Difference between Code Injection, Command Injection and Remote Code Execution

Hmm let me try:

• Code injection consists of modifying an executable / compilation unit / script so that it contains malicious code on top of it´s intended functions. Code can be injected locally into it and then it could be uploaded into the internet, forums, news servers etc. It is a rather easy form of exploit and similar to a trojan horse. Early viruses were made like this, and spread via users sharing executables. You probably find this still today in "key generators" and other illegal software, as well as in data files like the notorious windows sreensavers ".scr" and other formats that aren´t executables per se but can be loaded with code that gets executed.

• Command injection is IMHO using the weakness of an unprotected system to allow execution of arbitrary commands to modify or damage the target system. This could be for example to inject instructions via web URLs and make the remote server execute them. Unguarded SQL strings became famous for this. Either they can corrupt the database or even execute code on the underlying OS.

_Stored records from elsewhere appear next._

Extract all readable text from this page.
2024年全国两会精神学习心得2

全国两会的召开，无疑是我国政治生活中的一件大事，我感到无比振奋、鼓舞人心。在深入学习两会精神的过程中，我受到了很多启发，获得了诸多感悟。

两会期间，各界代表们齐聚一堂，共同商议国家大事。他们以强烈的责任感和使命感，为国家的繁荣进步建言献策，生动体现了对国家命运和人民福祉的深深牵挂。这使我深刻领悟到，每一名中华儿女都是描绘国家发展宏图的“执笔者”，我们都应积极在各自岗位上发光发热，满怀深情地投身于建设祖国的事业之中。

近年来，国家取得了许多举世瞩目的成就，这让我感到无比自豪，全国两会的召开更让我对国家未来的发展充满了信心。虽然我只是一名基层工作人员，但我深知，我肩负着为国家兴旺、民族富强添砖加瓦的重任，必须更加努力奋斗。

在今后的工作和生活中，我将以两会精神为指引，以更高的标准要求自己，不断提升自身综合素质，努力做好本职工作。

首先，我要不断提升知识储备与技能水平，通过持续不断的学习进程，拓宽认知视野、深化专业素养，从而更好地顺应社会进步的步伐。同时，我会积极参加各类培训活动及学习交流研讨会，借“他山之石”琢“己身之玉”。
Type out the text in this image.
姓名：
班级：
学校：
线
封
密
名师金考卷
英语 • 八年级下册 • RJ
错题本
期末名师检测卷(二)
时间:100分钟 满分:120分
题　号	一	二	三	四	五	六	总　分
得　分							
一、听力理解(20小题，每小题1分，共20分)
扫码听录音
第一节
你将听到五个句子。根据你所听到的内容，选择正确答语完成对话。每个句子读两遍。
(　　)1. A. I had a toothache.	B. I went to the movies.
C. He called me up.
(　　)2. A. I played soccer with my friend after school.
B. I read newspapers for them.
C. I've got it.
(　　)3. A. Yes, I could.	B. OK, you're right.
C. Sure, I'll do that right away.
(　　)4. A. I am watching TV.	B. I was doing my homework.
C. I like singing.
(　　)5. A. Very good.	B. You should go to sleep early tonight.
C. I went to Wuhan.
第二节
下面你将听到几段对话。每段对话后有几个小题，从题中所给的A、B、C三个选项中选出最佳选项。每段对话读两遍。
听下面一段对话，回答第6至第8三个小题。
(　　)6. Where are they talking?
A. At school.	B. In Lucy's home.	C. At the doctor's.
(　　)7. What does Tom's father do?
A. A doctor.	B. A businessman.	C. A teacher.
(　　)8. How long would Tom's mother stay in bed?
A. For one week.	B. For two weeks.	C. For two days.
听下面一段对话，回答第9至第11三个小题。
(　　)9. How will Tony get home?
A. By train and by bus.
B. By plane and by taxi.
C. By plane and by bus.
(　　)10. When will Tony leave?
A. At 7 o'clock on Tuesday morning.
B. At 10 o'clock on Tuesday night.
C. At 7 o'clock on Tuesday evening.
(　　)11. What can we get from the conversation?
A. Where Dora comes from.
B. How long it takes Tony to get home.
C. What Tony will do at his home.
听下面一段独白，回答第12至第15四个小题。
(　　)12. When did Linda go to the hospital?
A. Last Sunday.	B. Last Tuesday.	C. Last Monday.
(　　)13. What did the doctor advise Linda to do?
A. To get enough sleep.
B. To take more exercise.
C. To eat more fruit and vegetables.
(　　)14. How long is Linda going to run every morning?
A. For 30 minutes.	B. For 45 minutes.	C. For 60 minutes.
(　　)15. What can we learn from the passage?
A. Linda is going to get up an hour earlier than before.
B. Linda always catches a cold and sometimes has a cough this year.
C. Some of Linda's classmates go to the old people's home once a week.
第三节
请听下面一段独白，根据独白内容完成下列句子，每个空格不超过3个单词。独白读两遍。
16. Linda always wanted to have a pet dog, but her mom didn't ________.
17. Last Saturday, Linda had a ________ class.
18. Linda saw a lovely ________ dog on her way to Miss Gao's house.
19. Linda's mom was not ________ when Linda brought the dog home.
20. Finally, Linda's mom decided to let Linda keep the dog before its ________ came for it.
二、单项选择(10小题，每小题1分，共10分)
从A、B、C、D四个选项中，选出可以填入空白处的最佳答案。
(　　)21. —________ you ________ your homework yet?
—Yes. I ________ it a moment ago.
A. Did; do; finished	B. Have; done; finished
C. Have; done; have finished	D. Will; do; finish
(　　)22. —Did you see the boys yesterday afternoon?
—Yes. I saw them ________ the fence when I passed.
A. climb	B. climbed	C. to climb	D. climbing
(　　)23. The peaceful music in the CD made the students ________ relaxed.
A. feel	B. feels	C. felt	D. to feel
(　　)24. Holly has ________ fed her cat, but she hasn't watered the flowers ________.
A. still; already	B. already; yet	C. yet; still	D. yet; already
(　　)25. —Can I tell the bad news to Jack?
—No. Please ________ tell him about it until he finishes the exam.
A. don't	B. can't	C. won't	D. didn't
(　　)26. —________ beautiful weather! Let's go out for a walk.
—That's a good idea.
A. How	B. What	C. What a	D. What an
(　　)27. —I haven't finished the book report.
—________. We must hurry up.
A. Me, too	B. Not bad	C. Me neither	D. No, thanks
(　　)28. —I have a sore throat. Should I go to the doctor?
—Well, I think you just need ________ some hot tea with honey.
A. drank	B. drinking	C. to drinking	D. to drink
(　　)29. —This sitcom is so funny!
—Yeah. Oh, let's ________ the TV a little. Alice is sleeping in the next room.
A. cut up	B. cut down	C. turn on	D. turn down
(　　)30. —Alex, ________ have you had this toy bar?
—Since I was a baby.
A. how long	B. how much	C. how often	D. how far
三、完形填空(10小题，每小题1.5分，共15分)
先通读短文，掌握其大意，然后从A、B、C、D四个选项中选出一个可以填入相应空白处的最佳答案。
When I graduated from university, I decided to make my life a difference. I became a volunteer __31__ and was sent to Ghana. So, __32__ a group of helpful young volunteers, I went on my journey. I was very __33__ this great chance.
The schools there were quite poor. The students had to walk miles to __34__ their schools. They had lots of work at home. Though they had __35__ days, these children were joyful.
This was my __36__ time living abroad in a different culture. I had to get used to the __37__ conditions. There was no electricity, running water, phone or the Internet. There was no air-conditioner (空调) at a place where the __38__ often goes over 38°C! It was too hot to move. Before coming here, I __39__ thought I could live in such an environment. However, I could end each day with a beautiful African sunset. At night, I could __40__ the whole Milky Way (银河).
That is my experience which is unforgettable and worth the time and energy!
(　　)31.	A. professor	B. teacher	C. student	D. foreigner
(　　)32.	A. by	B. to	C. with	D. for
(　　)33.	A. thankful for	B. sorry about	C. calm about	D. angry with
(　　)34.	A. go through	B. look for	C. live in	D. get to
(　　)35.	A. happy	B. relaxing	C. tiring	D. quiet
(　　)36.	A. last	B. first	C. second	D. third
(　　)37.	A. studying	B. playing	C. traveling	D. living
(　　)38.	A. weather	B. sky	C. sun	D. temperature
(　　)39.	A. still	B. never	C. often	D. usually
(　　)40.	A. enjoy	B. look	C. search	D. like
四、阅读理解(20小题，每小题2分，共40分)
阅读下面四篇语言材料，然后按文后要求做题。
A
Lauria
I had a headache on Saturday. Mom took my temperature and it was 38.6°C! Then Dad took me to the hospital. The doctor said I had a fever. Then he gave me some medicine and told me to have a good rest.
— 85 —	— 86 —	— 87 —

• Remote code execution is to actually again craft malicious code but this time it is not attached to the binary unit, but send via the network. The difference to command injection could be seen in that additionally to the malicious code / script it also needs a weakness or fault of the receiving process, like you would send over a wrong instruction, make the process crash, and then make use of the crash handler to execute code that has been delivered together with your "crash packet". Most modern "zero day" exploits work like this.

I think the terminology is used in a fuzzy way though, so other people might see this different.